C'est pourquoi « ne charger que ce dont on a besoin » n'est pas un conseil de sécurité passe-partout. Cela change la taille du solde exposé à un incident propre à la carte. Si une carte sert surtout à un abonnement hebdomadaire, à un voyage ou à quelques paiements en magasin, garder un solde bien plus gros dans le système de la carte crée une exposition supplémentaire sans améliorer l'expérience de paiement.

La frontière exacte dépend toujours de la carte. Certains produits puisent dans un portefeuille au moment du paiement. D'autres utilisent un solde prépayé. D'autres séparent fonds du portefeuille, solde de dépense et solde de carte en couches distinctes. L'incident chez Rain rappelle de vérifier quelle couche détient réellement les fonds dépensables avant de traiter une carte crypto comme une carte bancaire ordinaire.

Il ne faut pas étirer le périmètre des programmes touchés

Plusieurs publications communautaires ont vite listé les programmes de carte utilisant l'infrastructure de Rain. Cette liste aide à comprendre l'étendue de la présence de Rain derrière des marques grand public, mais elle ne doit pas être prise pour une liste de produits touchés.
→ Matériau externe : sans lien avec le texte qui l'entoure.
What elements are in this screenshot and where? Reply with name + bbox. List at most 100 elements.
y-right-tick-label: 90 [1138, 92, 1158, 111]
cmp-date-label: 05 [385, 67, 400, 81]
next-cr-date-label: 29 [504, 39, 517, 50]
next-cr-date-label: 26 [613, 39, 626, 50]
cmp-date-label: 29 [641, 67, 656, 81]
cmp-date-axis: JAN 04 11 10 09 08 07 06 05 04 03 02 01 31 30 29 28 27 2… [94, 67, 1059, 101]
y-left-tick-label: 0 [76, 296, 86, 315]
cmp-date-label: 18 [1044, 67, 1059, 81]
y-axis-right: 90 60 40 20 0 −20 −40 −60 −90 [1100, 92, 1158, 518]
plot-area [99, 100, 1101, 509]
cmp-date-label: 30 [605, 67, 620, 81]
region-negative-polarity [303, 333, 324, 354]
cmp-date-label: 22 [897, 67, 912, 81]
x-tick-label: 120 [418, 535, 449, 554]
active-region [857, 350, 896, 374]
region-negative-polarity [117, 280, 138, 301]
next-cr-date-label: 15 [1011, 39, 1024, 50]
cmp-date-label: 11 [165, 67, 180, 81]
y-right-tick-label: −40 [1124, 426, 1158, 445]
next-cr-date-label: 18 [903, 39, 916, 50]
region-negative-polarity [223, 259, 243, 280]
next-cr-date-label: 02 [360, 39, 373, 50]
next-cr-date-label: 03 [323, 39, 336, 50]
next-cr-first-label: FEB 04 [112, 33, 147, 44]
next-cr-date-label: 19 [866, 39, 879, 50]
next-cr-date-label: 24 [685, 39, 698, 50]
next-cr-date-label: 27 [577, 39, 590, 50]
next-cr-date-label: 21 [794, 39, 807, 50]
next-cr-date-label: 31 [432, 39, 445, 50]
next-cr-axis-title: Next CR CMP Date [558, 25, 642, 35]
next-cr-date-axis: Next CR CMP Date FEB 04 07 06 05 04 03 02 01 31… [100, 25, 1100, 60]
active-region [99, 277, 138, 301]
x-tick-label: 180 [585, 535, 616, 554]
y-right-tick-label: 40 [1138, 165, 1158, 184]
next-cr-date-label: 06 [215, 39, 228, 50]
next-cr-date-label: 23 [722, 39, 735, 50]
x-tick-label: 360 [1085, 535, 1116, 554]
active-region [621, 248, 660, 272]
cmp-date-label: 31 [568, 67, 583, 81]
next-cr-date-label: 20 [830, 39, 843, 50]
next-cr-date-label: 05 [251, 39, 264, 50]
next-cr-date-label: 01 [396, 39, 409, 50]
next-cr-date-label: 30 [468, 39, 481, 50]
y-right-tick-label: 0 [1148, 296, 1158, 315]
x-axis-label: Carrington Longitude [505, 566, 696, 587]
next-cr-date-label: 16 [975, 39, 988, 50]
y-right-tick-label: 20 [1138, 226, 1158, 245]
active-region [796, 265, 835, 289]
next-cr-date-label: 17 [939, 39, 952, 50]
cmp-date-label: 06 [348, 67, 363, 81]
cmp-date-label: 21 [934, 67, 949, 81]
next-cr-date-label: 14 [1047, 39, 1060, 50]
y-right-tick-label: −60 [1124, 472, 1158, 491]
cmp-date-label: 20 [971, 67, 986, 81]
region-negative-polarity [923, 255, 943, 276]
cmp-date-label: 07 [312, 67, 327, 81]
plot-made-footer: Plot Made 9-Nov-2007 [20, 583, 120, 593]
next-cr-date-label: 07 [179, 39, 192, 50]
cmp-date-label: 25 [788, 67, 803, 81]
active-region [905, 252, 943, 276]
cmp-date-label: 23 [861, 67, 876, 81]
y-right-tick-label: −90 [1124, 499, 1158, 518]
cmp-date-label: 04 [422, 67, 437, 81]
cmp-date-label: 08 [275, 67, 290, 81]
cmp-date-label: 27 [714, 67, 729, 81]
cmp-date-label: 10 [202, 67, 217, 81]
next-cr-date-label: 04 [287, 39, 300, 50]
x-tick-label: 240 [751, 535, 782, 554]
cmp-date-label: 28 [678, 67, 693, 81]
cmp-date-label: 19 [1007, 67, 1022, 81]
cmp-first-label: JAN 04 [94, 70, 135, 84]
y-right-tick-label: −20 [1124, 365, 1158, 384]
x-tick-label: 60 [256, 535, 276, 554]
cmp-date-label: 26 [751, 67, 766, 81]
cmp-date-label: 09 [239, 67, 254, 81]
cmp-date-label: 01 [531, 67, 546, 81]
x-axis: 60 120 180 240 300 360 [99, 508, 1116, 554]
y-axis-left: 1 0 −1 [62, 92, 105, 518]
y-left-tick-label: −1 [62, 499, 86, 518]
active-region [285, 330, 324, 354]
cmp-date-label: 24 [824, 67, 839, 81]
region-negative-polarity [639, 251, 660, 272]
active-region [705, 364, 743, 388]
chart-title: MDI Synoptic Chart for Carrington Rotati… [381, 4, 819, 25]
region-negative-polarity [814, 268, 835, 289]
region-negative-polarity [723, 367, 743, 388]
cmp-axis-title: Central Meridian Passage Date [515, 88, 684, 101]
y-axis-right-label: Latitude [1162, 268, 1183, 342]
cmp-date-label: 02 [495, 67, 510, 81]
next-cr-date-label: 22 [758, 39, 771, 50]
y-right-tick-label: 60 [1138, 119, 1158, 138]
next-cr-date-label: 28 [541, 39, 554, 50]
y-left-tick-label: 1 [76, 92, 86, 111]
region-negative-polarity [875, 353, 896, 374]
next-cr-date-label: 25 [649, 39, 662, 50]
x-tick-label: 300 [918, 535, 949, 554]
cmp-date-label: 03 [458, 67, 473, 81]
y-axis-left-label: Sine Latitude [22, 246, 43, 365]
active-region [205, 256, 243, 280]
La formulation de Rain était plus limitée : un petit nombre de programmes utilisant un contrat Solana obsolète ont été touchés, les autres non. KAST a aussi répondu publiquement ne pas être concernée. Tant qu'un programme de carte ou Rain ne nomme pas un produit précis, la phrase prudente est « Rain a signalé un problème dans certains programmes à contrat Solana obsolète », et non « les cartes émises via Rain ont été piratées ».

La différence n'est pas cosmétique. Une pile de carte crypto comprend la marque vue par l'utilisateur, l'émetteur de la carte, la chaîne utilisée pour les dépôts ou les règlements, l'actif détenu pour dépenser et le réseau de cartes. Un problème sur un chemin de contrat Solana ne dit rien d'automatique sur les soldes EVM, les soldes de portefeuille, d'autres programmes de carte ou toutes les cartes du même fournisseur d'infrastructure.

La vérification pratique commence dans le compte de la carte

La vérification pratique commence dans le compte de la carte. Il faut regarder si la carte utilise un solde prépayé, si les fonds sont sur Solana ou sur un autre réseau, si le programme de carte a publié son propre point de situation, et si retraits et dépenses fonctionnent encore normalement.

Qu'un programme confirme ne pas avoir été touché est une information utile, mais cela ne supprime pas l'habitude générale. Une carte crypto doit être alimentée en fonction de besoins de dépense réels. Les soldes plus importants ont leur place là où l'on veut délibérément de la garde ou une exposition au rendement, pas dans un solde de carte qui n'existe que pour simplifier les paiements aux commerçants.

La réponse de Rain montre aussi ce qu'il faut observer chez un émetteur après un incident : si le périmètre touché est nommé, si les contrats obsolètes sont mis à niveau, si une criminalistique externe intervient, si les autorités ou les régulateurs sont mentionnés, et si l'on explique aux utilisateurs comment se fera la remise en état. Le remboursement intégral compte, mais la leçon opérationnelle pour les porteurs est plus simple : un solde de carte n'est pas de l'argent au repos. C'est de l'argent posé à l'intérieur d'une chaîne de paiement.